15
April
2018

Die ganze Bandbreite in Köln

Auf drei Matten wurde bei der Dan-Prüfung in Köln geprüft. Insgesamt 30 Prüflinge stellten sich den Prüfungskomissionen, die Prüfungen vom ersten bis zum fünften Dan sahen. 25 wussten mit ihren Leistungen zu überzeugen und bestanden.
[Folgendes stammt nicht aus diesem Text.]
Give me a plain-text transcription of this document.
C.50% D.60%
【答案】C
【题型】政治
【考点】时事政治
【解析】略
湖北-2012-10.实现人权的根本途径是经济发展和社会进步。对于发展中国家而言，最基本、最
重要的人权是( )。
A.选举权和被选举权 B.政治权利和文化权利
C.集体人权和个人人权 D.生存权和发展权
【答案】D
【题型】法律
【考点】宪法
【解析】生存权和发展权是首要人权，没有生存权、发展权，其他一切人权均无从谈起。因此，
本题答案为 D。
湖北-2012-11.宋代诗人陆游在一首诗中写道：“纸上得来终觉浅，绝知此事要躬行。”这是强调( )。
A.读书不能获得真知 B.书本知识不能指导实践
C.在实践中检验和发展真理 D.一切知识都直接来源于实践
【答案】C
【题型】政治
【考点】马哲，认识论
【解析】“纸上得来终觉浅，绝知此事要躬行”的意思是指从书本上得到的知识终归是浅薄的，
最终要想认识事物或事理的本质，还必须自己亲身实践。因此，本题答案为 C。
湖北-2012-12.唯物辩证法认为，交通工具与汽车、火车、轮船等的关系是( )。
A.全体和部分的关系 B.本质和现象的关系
Nage-no-kata, Katame-no-kata, Nage-waza-ura-no-kata, Itsutsu-no-kata und und und. Die Prüfer bekamen einiges zu sehen in der Dellbrücker Judohalle. Aber nicht nur die Anzahl der Kata war vielfältig, auch die Qualität der Darbietungen schwankte stark. Von ungenügend bis sehr gut war alles dabei.
Hier galt das altbekannte Motto: „Vorbereitung ist alles!“ Aber die richtige Vorbereitung muss es sein. Denn gerade bei der Kata kommt es nicht darauf an, die richtigen Schritte „abzulaufen“, sondern die Techniken zu verstehen und zu transportieren. Gleichgewichtsbruch, Zug, Druck - alles muss stimmen bei einer guten Kata. Das gelang nicht jedem Teilnehmer und die Kata stand auf zu wackeligen Beinen. So hieß es für einige schon nach dem ersten Prüfungsfach Taschen packen.
Andere hatten noch die Chance, ihre Schwächen aus dem ersten Teil noch in den anderen Fächern auszugleichen, was zweien leider nicht gelang. Insgesamt konnten fünf Dan-Aspiranten das Ziel nicht erreichen.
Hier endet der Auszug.